Göttingen. Es ist ein „katastrophaler Zustand“, beklagt nicht nur Bodo Scheuing aus Rosdorf in einem Brief an das Tageblatt. Wenn Besucher der Sparkassen-Arena oder der Schulen an der Godehardstraße mit dem Auto anreisen und den Parkplatz auf dem Schützenplatz neben der S-Arena ansteuern, müssten sie im Slalomstil um Pfützen und Schlammflächen herum fahren.

Auf dem Fußmarsch in die Halle seien dann dreckige Schuhe und Kleider oder auch Stürze programmiert. Bereits vor zwei Jahren habe die Stadt öffentlich versprochen, etwas zu unternehmen, erinnert Scheuing und fügt an: „Wann und wie hält der Rat sein Wort?“

Hat er längst, versichert Verwaltungssprecher Detlef Johannson. Die Göttinger Sport und Freizeit GmbH und der städtische Bauhof hätten vor zwei Jahren – wie angekündigt – die Löcher und Unebenheiten beseitigt und dabei „gute Arbeit geleistet“. Aber „angesichts der Dauernutzung und Beanspruchung der Fläche hält das offenbar nicht so lange vor wie erhofft“.
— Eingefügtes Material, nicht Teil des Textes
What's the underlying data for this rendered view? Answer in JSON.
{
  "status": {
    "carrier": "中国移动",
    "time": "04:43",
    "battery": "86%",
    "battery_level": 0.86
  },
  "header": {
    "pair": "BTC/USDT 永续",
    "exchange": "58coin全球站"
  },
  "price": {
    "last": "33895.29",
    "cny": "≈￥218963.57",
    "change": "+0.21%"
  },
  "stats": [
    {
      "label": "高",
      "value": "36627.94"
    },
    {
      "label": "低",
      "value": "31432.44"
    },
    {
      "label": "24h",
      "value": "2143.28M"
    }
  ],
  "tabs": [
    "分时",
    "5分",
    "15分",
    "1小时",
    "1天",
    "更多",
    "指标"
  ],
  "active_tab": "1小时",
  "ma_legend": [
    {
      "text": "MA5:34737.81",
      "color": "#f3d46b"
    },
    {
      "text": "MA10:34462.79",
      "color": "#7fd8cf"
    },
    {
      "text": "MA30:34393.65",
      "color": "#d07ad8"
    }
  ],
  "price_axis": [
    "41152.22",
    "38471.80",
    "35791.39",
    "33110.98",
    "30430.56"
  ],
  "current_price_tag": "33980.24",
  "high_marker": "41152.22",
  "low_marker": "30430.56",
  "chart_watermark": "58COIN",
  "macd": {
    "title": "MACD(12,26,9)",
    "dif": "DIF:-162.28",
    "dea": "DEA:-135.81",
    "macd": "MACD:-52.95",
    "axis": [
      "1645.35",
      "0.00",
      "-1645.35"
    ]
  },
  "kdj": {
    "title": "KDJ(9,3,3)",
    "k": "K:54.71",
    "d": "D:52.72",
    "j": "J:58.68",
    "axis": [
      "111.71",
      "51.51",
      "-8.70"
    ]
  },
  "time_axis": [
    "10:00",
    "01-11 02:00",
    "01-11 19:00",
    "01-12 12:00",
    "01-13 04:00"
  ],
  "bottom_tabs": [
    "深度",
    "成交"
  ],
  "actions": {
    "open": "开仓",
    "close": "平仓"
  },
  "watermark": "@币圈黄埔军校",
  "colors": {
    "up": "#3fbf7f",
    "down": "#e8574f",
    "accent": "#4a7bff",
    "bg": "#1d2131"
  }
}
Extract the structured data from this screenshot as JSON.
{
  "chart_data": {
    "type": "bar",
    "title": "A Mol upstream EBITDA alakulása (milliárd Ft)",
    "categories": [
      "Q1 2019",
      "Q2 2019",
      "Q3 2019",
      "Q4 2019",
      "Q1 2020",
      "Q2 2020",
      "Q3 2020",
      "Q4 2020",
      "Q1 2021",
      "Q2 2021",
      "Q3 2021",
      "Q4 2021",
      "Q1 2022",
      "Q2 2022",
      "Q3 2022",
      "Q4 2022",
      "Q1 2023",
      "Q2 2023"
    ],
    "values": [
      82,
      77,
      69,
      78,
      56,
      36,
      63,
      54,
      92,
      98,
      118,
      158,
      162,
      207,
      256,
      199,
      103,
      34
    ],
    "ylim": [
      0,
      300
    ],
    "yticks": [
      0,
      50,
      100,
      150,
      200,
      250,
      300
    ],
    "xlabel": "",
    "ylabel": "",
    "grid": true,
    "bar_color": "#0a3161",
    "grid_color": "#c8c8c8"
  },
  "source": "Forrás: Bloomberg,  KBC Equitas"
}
Die Fläche wird zum Schützenfest auch als Rummelplatz genutzt, gelegentlich machen dort Zirkusse mit schweren Wagen Station oder ein großes Veranstaltungszelt belegt die Schotterfläche mit festen Wegen.
Dass wieder etwas passieren müsse, sei bekannt, so Johannson.

Der Baubetriebshof habe bereits den Auftrag, den Platz erneut auszubessern. Unabhängig davon solle aber auch geprüft werden, ob und wie der Platz grundlegend saniert werden könne – „und was das kosten wird“.